So here's David Pogue of The New York Times:
'Twas the week before Christmas, and all through the land,
The crisis of shopping for gifts was at hand.
To find useful presents, all new and high-tech,
That don't cost too much - what a pain in the neck!
But guidance is coming! Please hold the applause,
And stand by for ideas from me - Techno Claus!
Like this! It's a Nikon - I know, right? Big deal.
You call this a breakthrough? A camera? Get real!
But this one performs a spectacular stunt:
A tiny projector's built right in the front!
For slideshows, the regular screen is too small,
But now you can point at a ceiling or wall!
How 'bout a sound system all through your house,
Downstairs playing Devo, upstairs playing Strauss?
But who can afford it? The wiring, the stress,
The pricey installers who build the whole mess?
The Sonos S5 does away with all that;
They're wireless speakers (and good ones, at that).
If you keep all your music in iTunes or such,
You control the whole thing from your iPhone or Touch.
If your loved one could stand to get slightly more fit,
But needs motivation, well, friends, this is it.
The Philips DirectLife, a wearable thing,
That measures your daily activity - bling!
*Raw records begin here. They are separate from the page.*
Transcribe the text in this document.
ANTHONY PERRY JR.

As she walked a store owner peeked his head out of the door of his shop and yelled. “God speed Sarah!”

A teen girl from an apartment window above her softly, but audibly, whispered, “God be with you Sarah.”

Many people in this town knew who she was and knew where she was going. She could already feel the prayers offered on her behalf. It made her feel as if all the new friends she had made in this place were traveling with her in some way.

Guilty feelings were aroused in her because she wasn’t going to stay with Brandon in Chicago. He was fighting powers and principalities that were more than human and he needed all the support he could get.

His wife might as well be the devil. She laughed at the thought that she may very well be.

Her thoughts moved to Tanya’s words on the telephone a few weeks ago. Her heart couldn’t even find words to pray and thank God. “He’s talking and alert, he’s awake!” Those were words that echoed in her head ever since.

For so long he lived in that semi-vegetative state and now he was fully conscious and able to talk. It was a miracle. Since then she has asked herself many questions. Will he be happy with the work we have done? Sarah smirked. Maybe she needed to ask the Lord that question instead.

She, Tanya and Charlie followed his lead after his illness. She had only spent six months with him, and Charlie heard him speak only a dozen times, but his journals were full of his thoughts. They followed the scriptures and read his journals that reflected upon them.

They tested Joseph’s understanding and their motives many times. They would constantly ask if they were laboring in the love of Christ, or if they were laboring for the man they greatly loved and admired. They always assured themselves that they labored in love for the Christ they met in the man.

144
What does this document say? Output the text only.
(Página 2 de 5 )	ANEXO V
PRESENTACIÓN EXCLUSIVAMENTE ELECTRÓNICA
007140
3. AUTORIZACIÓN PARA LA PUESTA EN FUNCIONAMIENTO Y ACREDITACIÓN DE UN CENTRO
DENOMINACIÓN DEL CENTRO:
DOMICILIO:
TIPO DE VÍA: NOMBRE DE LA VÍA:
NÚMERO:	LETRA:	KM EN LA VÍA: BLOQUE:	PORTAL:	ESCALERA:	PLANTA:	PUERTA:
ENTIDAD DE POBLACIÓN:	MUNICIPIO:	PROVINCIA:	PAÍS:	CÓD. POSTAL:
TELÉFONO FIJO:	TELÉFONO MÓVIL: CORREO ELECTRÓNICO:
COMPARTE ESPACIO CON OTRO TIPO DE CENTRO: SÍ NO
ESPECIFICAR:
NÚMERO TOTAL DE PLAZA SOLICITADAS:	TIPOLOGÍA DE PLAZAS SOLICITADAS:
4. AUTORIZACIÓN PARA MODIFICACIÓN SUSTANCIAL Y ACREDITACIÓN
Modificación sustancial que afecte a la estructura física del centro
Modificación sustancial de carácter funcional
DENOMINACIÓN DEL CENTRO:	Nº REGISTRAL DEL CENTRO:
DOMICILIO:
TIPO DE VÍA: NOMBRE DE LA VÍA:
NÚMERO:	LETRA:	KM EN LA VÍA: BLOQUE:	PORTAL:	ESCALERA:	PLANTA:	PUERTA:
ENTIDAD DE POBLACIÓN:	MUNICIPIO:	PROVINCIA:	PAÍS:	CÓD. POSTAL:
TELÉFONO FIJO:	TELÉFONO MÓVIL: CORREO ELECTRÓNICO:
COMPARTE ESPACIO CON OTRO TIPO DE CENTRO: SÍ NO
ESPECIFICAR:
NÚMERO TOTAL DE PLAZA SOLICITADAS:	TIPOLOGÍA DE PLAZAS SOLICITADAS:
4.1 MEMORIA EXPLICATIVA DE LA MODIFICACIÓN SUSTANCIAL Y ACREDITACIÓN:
It comes with a charger, a small USB,
That transfers your data to Mac or PC.
You follow your progress online, an approach
That's assisted by tips from a personal coach.
Internet hot spots are glorious things
They get you online with no wires, no strings.
The trouble is, hot spots fill limited space -
And worse, hot spots usually stay in one place.
The MiFi's a personal one for your car,
Or walking around, or wherever you are.
You pay by the month, but you know what? That's fine.
It is totally cool to be always online!
And speaking of traveling: it can be fun,
In many respects, yes, except for this one:
Your pockets produce a small snowstorm of sheets -
Your boss makes you tally those cursed receipts!
Technology offers an easier way:
The Neat Receipts scanner just slurps them away.
It studies the scan, fills the blanks one by one,
Then spits out the finished report . . . and you're done!
OK! So your spouse has some high-tech machine,
Some gadget with buttons (or worse, a touch screen).
In winter, how do you control the above,
With fingertips sealed in the typical glove?
Here's how to perform all your gadgety chores:
The Freehand gloves come with these little trapdoors.
There's one for your index, and one for your thumb,
You can type, then withdraw them, before they get numb.
So there's my suggestions; that's all for this year;
May they bring to your loved ones some geeky good cheer.
And now I'll exclaim, 'ere I make my retreat:
Shiny gadgets to all . . . 'till they're all obsolete!